Study on Spatiotemporal Variation in Internal Temperature Field in Quartz Flexible Accelerometer.

Abstract

Quartz flexible accelerometers (QFAs) are a type of temperature-sensitive sensor, whereby a change in temperature will cause the key parameters of the accelerometer to drift and cause stability errors. Due to the absence of effective methods for sensing the temperature of internal accelerometer components, existing temperature error correction approaches primarily rely on shell temperature measurements to establish correction models. Consequently, most correction methods achieve higher accuracy during the steady-state heat conduction phase of the accelerometer, whereas the correction error markedly increases during the transient heat conduction phase. To elucidate the temperature discrepancy between the QFA shell and its internal components and to support the development of a temperature error correction method for QFAs based on the internal temperature as a reference, this paper investigated the heat exchange dynamics between the interior and exterior of a QFA. A thermal conduction simulation model of the QFA was established, from which the spatiotemporal distribution patterns of the internal temperature field were derived. The results indicate that the temperature of the QFA shell changes significantly faster than that of the internal meter head in the early stage of the temperature change. The temperature gradient between the shell and the meter head first increases and then decreases, and the rate of temperature change in the upper part of the accelerometer is faster than that in the lower part. Before thermal equilibrium is reached, the temperature distribution inside the accelerometer is uneven in terms of time and space.
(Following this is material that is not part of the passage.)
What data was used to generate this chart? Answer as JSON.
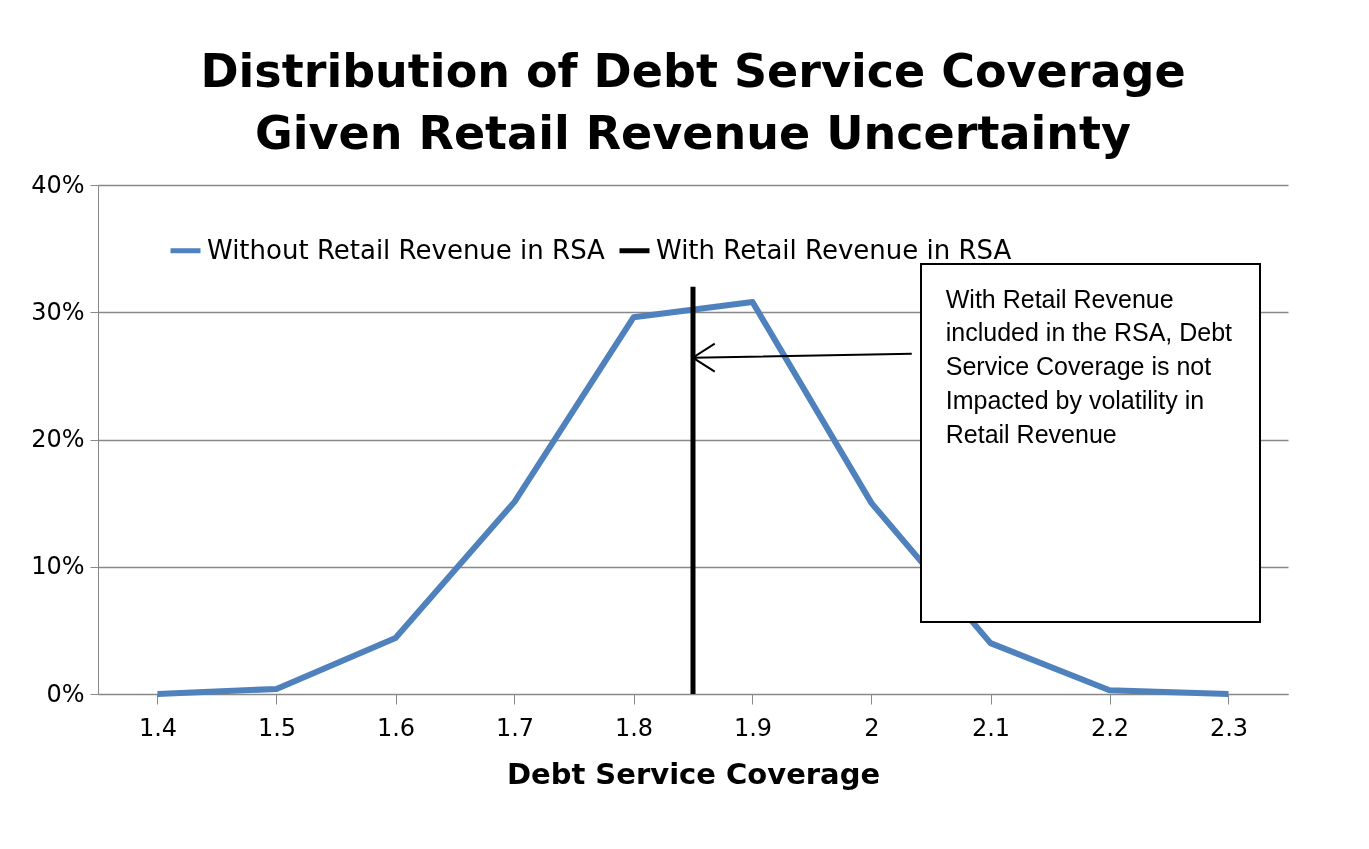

Inside the accelerometer, the yoke iron, swing plate assembly, servo circuit, and magnetic steel assembly are the main components that exhibit differences in the internal temperature change in the QFA. When developing the temperature error correction method, it was crucial to address and mitigate the impact of temperature variations among these components. The average RMSE between the predicted temperature from the heat transfer model established in this paper and the experimental results was 0.4 °C. This indicates that the model can accurately predict the temperature variation within the QFA, thereby providing robust support for investigating the temperature behavior inside the QFA and offering essential technical foundations for enhancing the accuracy of the temperature error correction method.